Edited on 10/20/11 to add: I can't even tell for sure if this is a sincere aspect of the protest or whether it is an elaborate performance or satire, but assuming for a moment the former,  if an offshoot movement is protesting museums' limited purchasing repertoire from amongst current working artists as a form of cultural oppression, then why, oh why, are they "occupying" a museum that doesn't have a contemporary art collection? I'm utterly done waiting for this protest to start being sensible.


1 comment:

  1. Two things: Yes, there is not a coherent demand coming from the protests - yet - and while I respect your right to want to withhold judgment and not join them until they do, I think it is a mistake to think that this is a good reason to dismiss them or believe that they are naive.
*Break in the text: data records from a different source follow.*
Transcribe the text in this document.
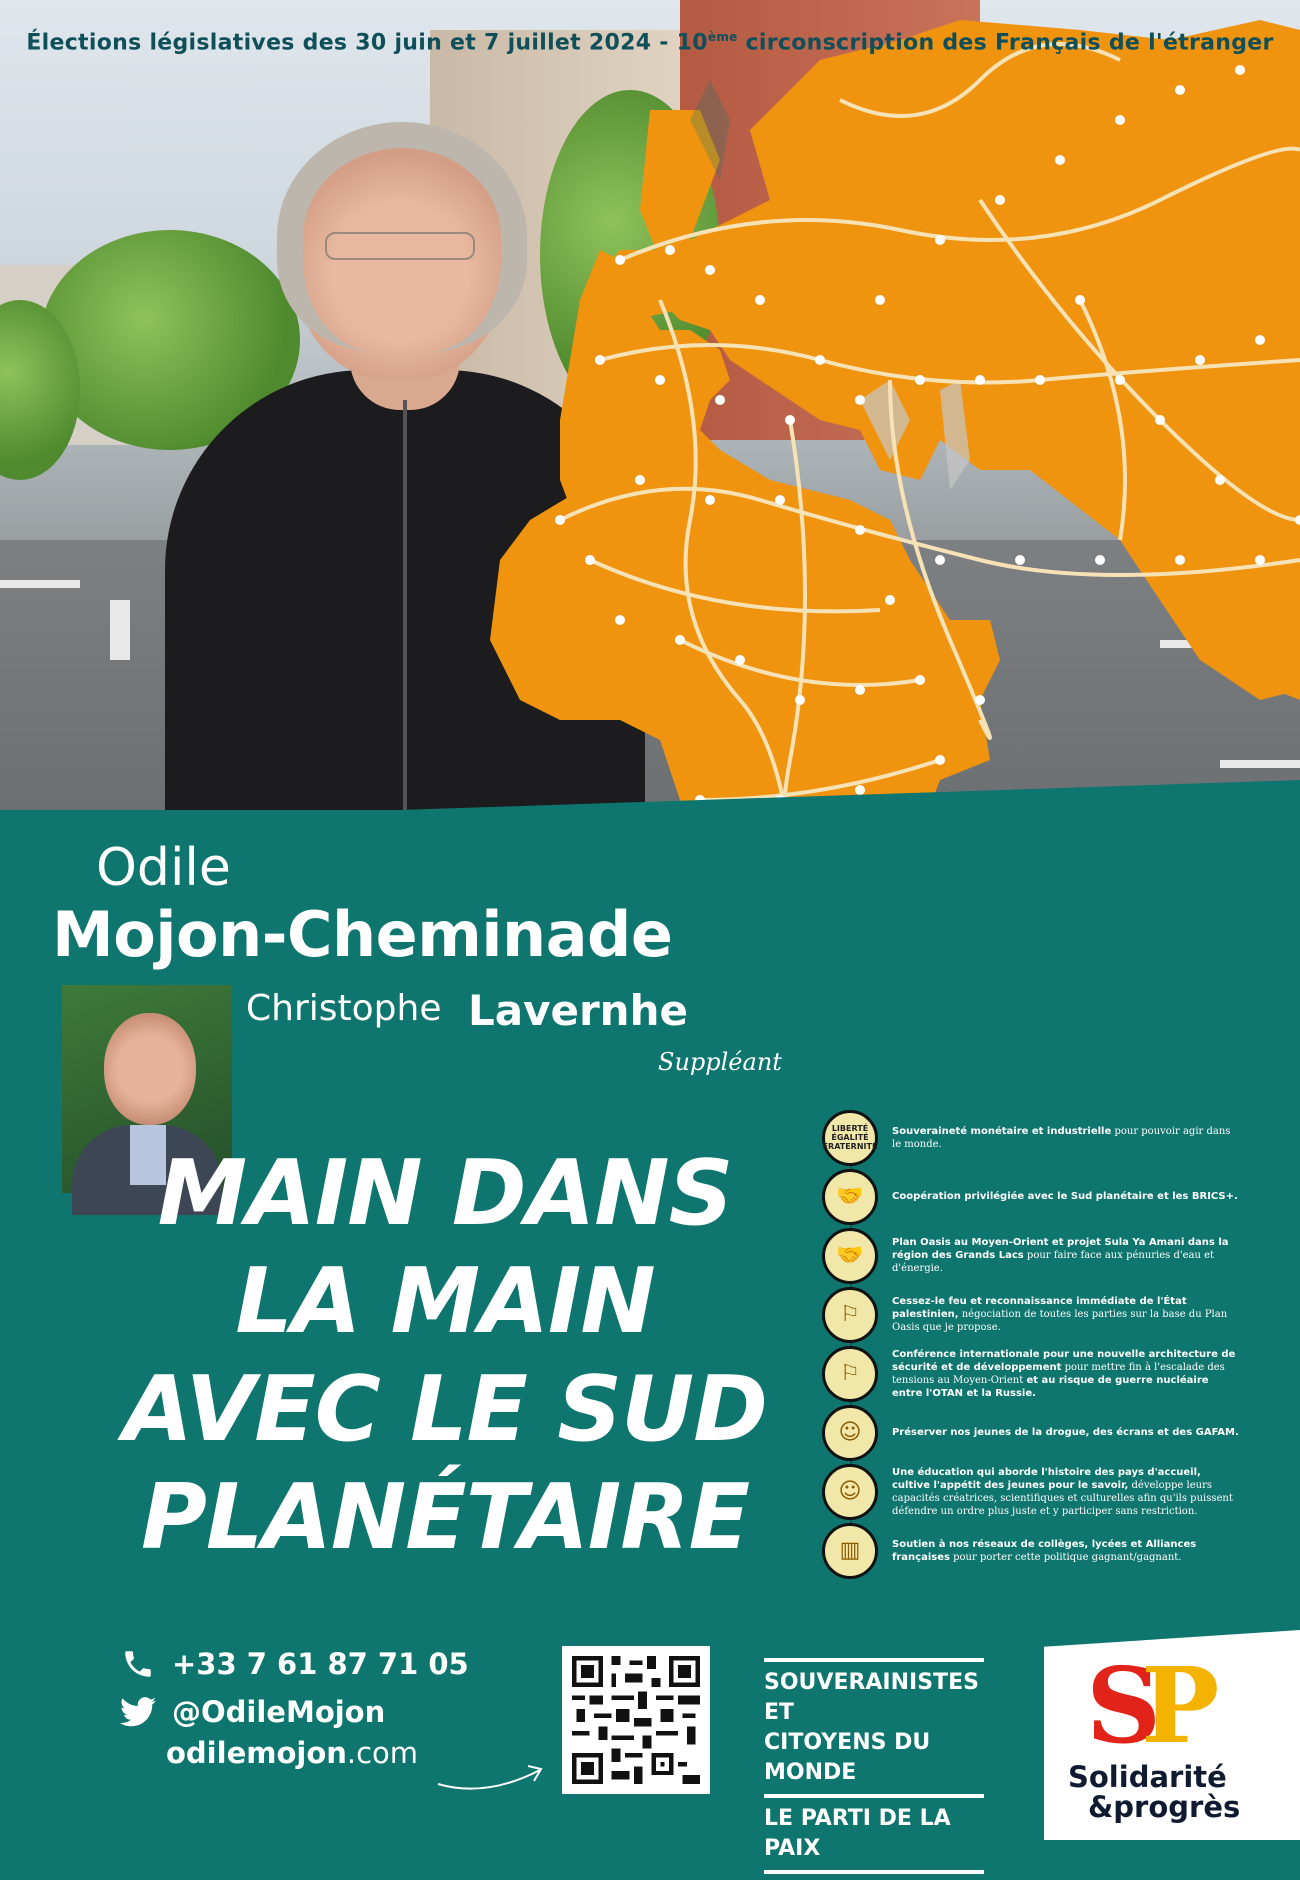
Élections législatives des 30 juin et 7 juillet 2024 - 10ème circonscription des Français de l'étranger
Odile
Mojon-Cheminade
Christophe Lavernhe
Suppléant
MAIN DANS
LA MAIN
AVEC LE SUD
PLANÉTAIRE
LIBERTÉ
ÉGALITÉ
FRATERNITÉ
Souveraineté monétaire et industrielle pour pouvoir agir dans le monde.
🤝	Coopération privilégiée avec le Sud planétaire et les BRICS+.
🤝
Plan Oasis au Moyen-Orient et projet Sula Ya Amani dans la région des Grands Lacs pour faire face aux pénuries d'eau et d'énergie.
⚐
Cessez-le feu et reconnaissance immédiate de l'État palestinien, négociation de toutes les parties sur la base du Plan Oasis que je propose.
⚐
Conférence internationale pour une nouvelle architecture de sécurité et de développement pour mettre fin à l'escalade des tensions au Moyen-Orient et au risque de guerre nucléaire entre l'OTAN et la Russie.
☺	Préserver nos jeunes de la drogue, des écrans et des GAFAM.
☺
Une éducation qui aborde l'histoire des pays d'accueil, cultive l'appétit des jeunes pour le savoir, développe leurs capacités créatrices, scientifiques et culturelles afin qu'ils puissent défendre un ordre plus juste et y participer sans restriction.
▥	Soutien à nos réseaux de collèges, lycées et Alliances françaises pour porter cette politique gagnant/gagnant.
+33 7 61 87 71 05
@OdileMojon
odilemojon.com
SOUVERAINISTES ET
CITOYENS DU MONDE
LE PARTI DE LA PAIX
SP
Solidarité
&progrès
    These protests are anti-hierarchical by design -- they are specifically aimed at the abuse of the individual by those in power, and so they abjure leader-driven structures of power for their own organization. Decisions are being made by consensus rather than by leaders or even by majority votes. This necessarily means that things move slowly, are decided slowly, but it is an integral part of the community and (dare I say it) the political movement that is slowly forming down there.

    And this is not to say that there are not concrete demands being made. The protesters have released a consensus-created statement of principles, and are working on more focused demands. Meanwhile, a Forbes poll of the protests has found that the overwhelming majority of the protesters agree on several specific things that should be done, including debt relief, the overturning of the supreme court decision that allows corporations to be regarded as people, and the reinstatement of the Glass-Steagall Act of 1933 that separates commercial and investment banking activities (and whose repeal arguably led to the current crisis).

    Again, I completely respect your right to distance yourself from the movement and to judge it based on its results rather than its beginnings. Take your time: I'm pretty sure that, absent more direct police action, they have no intention of going anywhere anytime soon. But if you are really curious as to what is happening there, I do urge you to come to Zuccotti Park -- where there is little chance of being arrested, at least when there is no march going on -- and see "horizontal" democracy in action.